What were some of your challenges?

I was personally faced with few challenges throughout the course of Operation Vax.

As cyber security experts, we were all challenged with difficulties in finding events and information that could potentially compromise the overall Operation Vax mission. Due to social unrest taking place throughout the country, social media platforms such as Facebook began to severely censor their content. However, rather than having this be a roadblock to our mission, we viewed it as a mere speed bump and turned elsewhere to dig up the vital intelligence needed.
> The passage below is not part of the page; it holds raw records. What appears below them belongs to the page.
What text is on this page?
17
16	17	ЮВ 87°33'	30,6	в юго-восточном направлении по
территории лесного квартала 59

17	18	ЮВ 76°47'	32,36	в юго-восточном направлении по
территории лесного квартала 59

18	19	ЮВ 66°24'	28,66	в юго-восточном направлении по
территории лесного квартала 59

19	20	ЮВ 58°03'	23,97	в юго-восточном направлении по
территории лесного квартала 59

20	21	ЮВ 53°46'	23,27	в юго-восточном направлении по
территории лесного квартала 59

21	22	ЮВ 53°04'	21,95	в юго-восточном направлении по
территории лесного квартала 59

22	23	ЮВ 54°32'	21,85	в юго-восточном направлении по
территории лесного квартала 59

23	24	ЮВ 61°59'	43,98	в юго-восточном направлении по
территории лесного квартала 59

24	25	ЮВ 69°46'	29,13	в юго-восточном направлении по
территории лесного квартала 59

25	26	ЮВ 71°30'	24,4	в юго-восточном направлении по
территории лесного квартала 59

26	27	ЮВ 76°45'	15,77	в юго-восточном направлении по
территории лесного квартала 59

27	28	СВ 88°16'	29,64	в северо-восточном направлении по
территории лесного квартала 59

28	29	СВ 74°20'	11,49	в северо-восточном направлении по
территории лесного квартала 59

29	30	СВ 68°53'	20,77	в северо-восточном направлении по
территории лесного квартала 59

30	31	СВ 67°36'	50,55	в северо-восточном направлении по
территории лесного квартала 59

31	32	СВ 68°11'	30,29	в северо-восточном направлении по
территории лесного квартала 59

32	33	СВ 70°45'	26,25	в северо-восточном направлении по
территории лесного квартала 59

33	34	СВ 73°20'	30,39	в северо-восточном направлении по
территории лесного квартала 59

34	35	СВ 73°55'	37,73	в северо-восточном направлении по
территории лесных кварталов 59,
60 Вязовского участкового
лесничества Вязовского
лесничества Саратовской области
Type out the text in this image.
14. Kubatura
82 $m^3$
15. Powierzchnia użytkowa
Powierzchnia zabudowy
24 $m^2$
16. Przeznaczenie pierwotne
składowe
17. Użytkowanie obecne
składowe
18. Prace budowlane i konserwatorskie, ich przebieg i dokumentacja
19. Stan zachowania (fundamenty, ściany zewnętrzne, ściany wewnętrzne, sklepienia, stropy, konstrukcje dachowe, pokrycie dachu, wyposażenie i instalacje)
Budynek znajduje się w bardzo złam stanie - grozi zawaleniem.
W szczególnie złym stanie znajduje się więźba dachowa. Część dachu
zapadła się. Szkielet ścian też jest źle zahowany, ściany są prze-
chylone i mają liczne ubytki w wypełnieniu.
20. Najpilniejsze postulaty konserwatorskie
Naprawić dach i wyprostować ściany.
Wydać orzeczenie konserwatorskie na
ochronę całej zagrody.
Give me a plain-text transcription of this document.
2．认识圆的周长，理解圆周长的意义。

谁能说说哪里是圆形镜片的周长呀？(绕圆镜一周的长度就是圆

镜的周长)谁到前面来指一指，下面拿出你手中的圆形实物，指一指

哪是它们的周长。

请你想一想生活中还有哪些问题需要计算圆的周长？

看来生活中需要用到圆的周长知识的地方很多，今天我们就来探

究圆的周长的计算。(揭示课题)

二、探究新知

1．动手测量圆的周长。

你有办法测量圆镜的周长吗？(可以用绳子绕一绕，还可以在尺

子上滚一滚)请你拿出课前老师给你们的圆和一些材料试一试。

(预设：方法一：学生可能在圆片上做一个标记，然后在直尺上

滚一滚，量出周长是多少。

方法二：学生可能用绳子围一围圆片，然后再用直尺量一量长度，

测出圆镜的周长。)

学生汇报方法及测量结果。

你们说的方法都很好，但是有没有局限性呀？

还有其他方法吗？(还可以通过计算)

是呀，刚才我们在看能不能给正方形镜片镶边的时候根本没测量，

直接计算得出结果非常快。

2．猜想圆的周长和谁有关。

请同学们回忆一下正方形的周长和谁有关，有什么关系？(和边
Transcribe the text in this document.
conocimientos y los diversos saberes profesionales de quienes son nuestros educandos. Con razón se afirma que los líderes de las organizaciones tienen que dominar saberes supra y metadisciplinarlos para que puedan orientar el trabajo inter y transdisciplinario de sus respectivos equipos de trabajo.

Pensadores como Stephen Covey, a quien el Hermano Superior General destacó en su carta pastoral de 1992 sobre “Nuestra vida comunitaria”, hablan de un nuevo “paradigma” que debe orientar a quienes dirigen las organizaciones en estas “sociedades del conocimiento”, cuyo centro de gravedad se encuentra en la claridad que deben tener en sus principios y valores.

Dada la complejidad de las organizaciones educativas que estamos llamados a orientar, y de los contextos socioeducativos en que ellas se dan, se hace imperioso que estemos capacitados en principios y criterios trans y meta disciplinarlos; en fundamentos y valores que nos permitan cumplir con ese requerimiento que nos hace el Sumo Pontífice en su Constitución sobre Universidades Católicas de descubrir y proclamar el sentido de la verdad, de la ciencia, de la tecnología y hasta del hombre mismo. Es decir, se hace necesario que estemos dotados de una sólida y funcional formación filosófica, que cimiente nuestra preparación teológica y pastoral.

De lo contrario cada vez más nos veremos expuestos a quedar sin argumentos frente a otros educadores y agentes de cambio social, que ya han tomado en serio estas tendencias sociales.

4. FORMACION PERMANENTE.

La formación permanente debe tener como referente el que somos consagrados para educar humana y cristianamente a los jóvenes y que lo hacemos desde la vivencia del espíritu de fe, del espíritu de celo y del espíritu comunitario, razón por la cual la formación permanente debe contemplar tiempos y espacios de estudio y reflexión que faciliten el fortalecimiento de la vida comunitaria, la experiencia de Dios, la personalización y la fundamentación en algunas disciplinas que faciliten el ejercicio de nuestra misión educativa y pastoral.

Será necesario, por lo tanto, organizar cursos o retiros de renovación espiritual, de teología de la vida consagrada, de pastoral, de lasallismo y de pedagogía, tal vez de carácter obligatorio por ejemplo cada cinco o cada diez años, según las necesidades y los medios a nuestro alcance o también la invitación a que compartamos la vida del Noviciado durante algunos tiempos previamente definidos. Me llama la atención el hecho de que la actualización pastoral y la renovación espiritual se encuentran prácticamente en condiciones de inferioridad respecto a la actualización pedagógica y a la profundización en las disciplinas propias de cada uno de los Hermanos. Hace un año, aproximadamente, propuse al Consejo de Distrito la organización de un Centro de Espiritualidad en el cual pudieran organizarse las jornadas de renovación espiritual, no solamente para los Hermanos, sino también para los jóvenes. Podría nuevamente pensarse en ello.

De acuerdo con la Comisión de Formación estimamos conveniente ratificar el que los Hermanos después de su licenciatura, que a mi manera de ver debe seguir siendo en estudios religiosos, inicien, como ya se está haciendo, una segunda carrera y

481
The second minor issue faced during Operation Vax occurred when the United States began pushing vaccines to foreign countries, such as Israel. Chain of custody for such an important product is vital to its security. One brief situation occurred when Israel received Covid vials and proceeded to divert them across their borders. Chain of custody for these vials seemed to diminish once given to foreign countries.

What were your successes?

A major personal success during this operation was finding an article about North Korea’s hacking attempts to acquire U.S. covid vaccine technology and information. Discovering the location of this article, paired with the rapid presentation of the facts up the chain of command allowed all production, distribution, and transportation companies to take the necessary protection measures to combat these hacking attempts.

The most exceptional part of my Operation Vax journey was having the honor of contributing to such a successful mission of preventing major disruptions to this vaccine distribution effort. All companies, property, employees, and the vaccine itself remained safe and secure as possible.

Matthew Golabek is an investigative analyst at Hetherington Group, where he specializes in online risk assessments. Mr. Golabek has a keen eye for extracting content from social media accounts, tracking activities and monitoring subjects for clients from a wide range of industries, including pharmaceutical, technological, retail, and entertainment. He is a contributing writer to Hg’s Data2Know and Industry Undercover. On his lunch break, he can be found outside playing frisbee with his four-legged colleagues.